Du coup c’est pour ces raisons que vous êtes parti vous installer aux Îles Canaries? Vous ne comptez pas revenir?

Je reviens souvent. Mon travail se trouve ici. J’ai toujours eu ce rêve d’aller à l’étranger pour vivre. Je voulais avoir the freedom (la liberté) de voyager. Je rêvais de m’installer ailleurs qu’au Maroc. Mais de toute manière, je veux vivre et mourir au Maroc. Mais, comme je l’ai dit plus haut, le fait d’être célèbre et d’être coincé au Maroc, ce n’est pas évident.

C’est quoi le déclic qui vous a donné envie de quitter le Maroc?

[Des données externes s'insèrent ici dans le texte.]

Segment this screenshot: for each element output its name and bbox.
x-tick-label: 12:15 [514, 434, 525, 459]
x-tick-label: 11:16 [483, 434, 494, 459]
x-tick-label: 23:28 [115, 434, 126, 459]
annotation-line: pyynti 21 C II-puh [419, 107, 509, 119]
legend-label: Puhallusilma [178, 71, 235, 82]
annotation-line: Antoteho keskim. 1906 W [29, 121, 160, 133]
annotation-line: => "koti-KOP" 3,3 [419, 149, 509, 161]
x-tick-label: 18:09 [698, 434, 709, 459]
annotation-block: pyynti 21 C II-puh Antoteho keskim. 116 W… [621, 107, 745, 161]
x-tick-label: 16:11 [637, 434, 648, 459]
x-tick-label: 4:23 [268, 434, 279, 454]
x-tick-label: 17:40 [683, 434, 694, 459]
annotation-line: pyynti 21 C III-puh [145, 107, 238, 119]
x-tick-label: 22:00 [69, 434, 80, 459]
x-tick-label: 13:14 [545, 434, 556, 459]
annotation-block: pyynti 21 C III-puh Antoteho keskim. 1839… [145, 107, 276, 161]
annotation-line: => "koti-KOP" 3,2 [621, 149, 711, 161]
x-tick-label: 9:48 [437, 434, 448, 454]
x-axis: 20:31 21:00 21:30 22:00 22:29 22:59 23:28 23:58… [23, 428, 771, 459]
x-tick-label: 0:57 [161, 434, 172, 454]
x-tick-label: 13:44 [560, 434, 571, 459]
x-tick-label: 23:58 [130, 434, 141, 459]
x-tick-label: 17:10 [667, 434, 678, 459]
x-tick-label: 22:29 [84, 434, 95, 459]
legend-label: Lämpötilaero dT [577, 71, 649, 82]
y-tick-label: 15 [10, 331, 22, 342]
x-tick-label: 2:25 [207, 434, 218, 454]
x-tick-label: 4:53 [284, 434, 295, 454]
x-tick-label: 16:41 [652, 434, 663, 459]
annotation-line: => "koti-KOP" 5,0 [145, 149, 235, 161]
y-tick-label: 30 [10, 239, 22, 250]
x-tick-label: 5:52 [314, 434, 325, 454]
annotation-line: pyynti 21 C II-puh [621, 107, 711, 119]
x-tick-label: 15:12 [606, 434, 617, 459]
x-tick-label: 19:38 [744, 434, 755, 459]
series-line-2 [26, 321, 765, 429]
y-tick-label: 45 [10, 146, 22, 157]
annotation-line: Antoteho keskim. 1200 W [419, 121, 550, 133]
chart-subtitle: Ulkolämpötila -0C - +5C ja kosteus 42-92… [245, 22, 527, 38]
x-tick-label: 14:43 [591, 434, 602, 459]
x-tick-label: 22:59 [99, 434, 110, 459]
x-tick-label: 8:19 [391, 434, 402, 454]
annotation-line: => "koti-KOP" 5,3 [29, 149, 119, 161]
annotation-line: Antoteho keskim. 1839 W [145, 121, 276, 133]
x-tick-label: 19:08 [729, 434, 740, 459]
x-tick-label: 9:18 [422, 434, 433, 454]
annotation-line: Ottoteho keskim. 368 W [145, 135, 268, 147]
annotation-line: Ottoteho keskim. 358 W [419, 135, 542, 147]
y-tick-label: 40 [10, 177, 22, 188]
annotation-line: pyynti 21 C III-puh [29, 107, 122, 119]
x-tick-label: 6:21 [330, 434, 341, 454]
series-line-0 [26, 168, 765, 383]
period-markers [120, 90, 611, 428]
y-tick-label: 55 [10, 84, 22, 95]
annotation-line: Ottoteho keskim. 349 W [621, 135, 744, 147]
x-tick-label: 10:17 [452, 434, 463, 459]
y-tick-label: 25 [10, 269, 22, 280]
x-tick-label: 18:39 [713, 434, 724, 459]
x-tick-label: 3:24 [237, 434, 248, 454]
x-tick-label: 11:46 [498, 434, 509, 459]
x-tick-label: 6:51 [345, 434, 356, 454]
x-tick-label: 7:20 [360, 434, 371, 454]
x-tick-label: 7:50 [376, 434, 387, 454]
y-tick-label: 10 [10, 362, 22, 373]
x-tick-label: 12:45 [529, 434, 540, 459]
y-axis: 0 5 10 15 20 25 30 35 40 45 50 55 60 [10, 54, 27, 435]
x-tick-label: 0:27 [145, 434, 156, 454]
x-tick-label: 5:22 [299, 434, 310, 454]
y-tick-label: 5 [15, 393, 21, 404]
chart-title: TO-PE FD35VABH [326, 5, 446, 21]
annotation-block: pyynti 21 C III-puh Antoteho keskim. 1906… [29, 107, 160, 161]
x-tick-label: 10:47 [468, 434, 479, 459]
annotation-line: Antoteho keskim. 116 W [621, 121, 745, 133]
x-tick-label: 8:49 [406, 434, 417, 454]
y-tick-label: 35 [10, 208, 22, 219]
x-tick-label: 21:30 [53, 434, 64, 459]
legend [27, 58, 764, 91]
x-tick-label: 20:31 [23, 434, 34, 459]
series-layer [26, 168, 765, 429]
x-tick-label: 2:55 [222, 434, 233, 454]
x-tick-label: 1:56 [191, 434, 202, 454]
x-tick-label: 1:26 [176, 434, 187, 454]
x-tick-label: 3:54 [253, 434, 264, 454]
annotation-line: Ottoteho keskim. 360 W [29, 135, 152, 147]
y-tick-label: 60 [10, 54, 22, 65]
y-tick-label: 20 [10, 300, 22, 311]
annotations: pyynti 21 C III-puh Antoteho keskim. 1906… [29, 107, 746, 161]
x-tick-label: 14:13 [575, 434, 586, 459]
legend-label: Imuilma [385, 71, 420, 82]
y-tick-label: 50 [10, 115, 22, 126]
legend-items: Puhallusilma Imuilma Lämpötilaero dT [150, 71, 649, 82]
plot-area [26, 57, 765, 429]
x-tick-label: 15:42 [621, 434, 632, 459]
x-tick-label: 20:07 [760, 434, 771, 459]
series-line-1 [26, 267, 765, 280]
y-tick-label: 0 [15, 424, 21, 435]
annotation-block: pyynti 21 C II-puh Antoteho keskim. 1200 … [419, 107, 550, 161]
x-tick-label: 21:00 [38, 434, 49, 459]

En 2015, j’ai vécu une période de dépression pendant un an. Je ne sortais plus de chez moi. J’en avais marre de tout. Je n’arrivais plus à sortir de là où j’étais. Par exemple, quand je devais sortir de chez moi pour acheter du pain, je devais m’habiller parce que j’allais forcément croiser des gens qui voulaient se prendre en photo avec moi. Dès que j’ai eu l’occasion de partir, je n’ai pas hésité une seconde. Mais de toute manière, je viens au Maroc deux à trois fois par mois. Je ne peux plus supporter la vie quotidienne au Maroc.